Here’s the monks: http://www.newskete.org/newsketedogs.html
Here are their books, though they will certainly be available at your library for free.
I found a wandering border collie last night (now, thankfully reunited with his owner after a 12 day, 150km journey owing to a microchip) and I will say this: they are a lot of dog. He’d been on the road for more than a week and covered a lot of distance, not eating well and all he wanted to do was PLAY! PLAY MORE!
I told my SO ‘if we can’t find his owner, we’re joining an agility team. This dog needs to work.’ But he was a beauty – gentle, smart, attentive. You and Bella and your family are going to be fine. Better than fine.
It’s just the beginning that’s hard work.
Thank you! You know, I just bought a 200 pair of boots. (Lollipop sales. Zappos REALLY shouldn’t accept PayPal.) I’m going to find the money to hire a trainer for a few sessions. Priorities! Bella deserves it.
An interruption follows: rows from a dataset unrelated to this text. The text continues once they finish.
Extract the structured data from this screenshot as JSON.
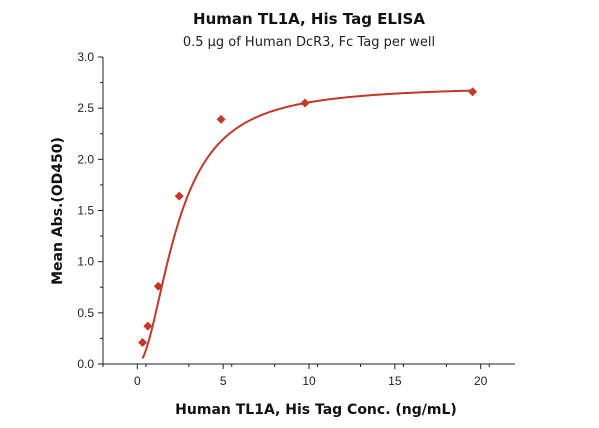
{
  "chart_data": {
    "type": "scatter",
    "title": "Human TL1A, His Tag ELISA",
    "subtitle": "0.5 μg of Human DcR3, Fc Tag per well",
    "xlabel": "Human TL1A, His Tag Conc. (ng/mL)",
    "ylabel": "Mean Abs.(OD450)",
    "xlim": [
      -2,
      22
    ],
    "ylim": [
      0,
      3
    ],
    "x_ticks": [
      0,
      5,
      10,
      15,
      20
    ],
    "y_ticks": [
      0.0,
      0.5,
      1.0,
      1.5,
      2.0,
      2.5,
      3.0
    ],
    "x_tick_labels": [
      "0",
      "5",
      "10",
      "15",
      "20"
    ],
    "y_tick_labels": [
      "0.0",
      "0.5",
      "1.0",
      "1.5",
      "2.0",
      "2.5",
      "3.0"
    ],
    "grid": false,
    "series": [
      {
        "marker": "diamond",
        "color": "#c0392b",
        "x": [
          0.305,
          0.61,
          1.22,
          2.44,
          4.88,
          9.77,
          19.53
        ],
        "y": [
          0.21,
          0.37,
          0.76,
          1.64,
          2.39,
          2.55,
          2.66
        ],
        "fit_curve": true
      }
    ]
  }
}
We all do.
instead of targeting several trainer sessions, i’d suggest starting with one trainer session and signing up for a group class.
a single session fixed maybe 70% of henry’s problems, and set us on the path to another 10%. we haven’t done the group training yet, but we want to — the last few problems he has are all on-leash ( except for going through the trash when I go on a run ).
in our area, trainers run $100-150 for a 90minute session. there are a handful of places that offer group classes that end up around $50 a week for 4-6 sessions.
the more bella plays with other pups, the better she’ll be at home too. they really learn how to playfully bite one another at the park – it’s been much easier teaching henry what not to do with humans from the reference point of how he’s learned to play with other dogs, than it was when we first got him.